Of course they do. Most all animals have rich personal lives but humans choose to ignore that so they can abuse or kill them without a second thought. Look how the Chinese treat their "meat dogs", including breeds like St. Bernards, they actually torture them before slaughter to change the flavor of the meat. To the Chinese dogs are stupid animals without any feeling, much the same way hunters in the US often choose to see deer, coyotes, etc...

Here is a neat video of a deer and a dog, the deer was abandoned (really) as a fawn and the dog became a surrogate mother.


----------



## RedLion (Sep 23, 2015)

When hunting you should always expect to see deer.

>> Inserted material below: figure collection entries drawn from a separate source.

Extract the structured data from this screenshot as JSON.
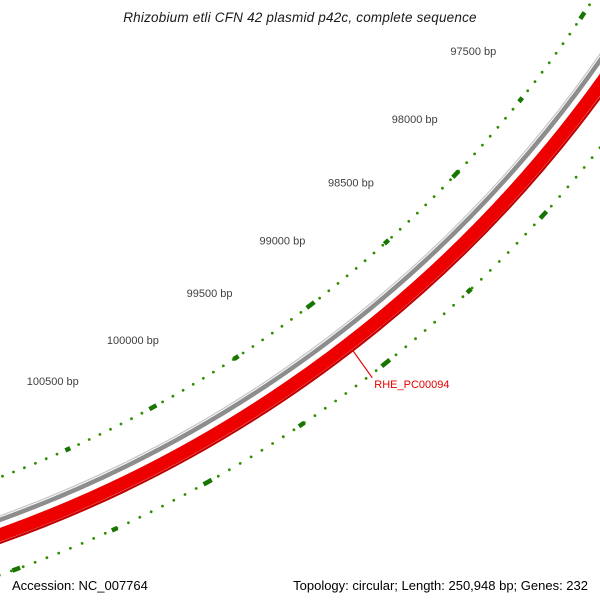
{
  "title": "Rhizobium etli CFN 42 plasmid p42c, complete sequence",
  "status_bar": {
    "left": "Accession: NC_007764",
    "right": "Topology: circular; Length: 250,948 bp; Genes: 232",
    "accession": "NC_007764",
    "topology": "circular",
    "length_bp": 250948,
    "genes": 232
  },
  "map": {
    "ruler_ticks": [
      {
        "bp": 97500,
        "label": "97500 bp"
      },
      {
        "bp": 98000,
        "label": "98000 bp"
      },
      {
        "bp": 98500,
        "label": "98500 bp"
      },
      {
        "bp": 99000,
        "label": "99000 bp"
      },
      {
        "bp": 99500,
        "label": "99500 bp"
      },
      {
        "bp": 100000,
        "label": "100000 bp"
      },
      {
        "bp": 100500,
        "label": "100500 bp"
      }
    ],
    "gene": {
      "label": "RHE_PC00094",
      "label_bp": 99050
    },
    "features_inner": [
      {
        "bp": 96980,
        "len": 40
      },
      {
        "bp": 97530,
        "len": 28
      },
      {
        "bp": 98050,
        "len": 45
      },
      {
        "bp": 98560,
        "len": 30
      },
      {
        "bp": 99080,
        "len": 50
      },
      {
        "bp": 99560,
        "len": 30
      },
      {
        "bp": 100070,
        "len": 42
      },
      {
        "bp": 100570,
        "len": 28
      },
      {
        "bp": 101080,
        "len": 45
      }
    ],
    "features_outer": [
      {
        "bp": 97350,
        "len": 35
      },
      {
        "bp": 97900,
        "len": 45
      },
      {
        "bp": 98420,
        "len": 28
      },
      {
        "bp": 98960,
        "len": 50
      },
      {
        "bp": 99470,
        "len": 32
      },
      {
        "bp": 100010,
        "len": 45
      },
      {
        "bp": 100520,
        "len": 30
      },
      {
        "bp": 101040,
        "len": 40
      },
      {
        "bp": 101480,
        "len": 35
      }
    ],
    "colors": {
      "backbone": "#8d8d8d",
      "backbone_highlight": "#c9c9c9",
      "gene": "#ec0000",
      "gene_edge": "#c00000",
      "dots": "#2f8f00",
      "features": "#177500",
      "tick_label": "#404040",
      "gene_label": "#e60000"
    }
  }
}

They will show up at the most unexpectant times and locations. I am not surprised with the generator not scaring them away. Deer get used to noises and the presence of humans all of the time on farms.


----------



## Mad Trapper (Feb 12, 2014)

I had a coyote following me around the field as I was mowing with the tractor this summer. Sometimes 30-40 yds. He even just watched when I had to stop to adjust the mower.

I'm not too fond of yotes but was happy that he took at least a dozen mice and one rabbit.


----------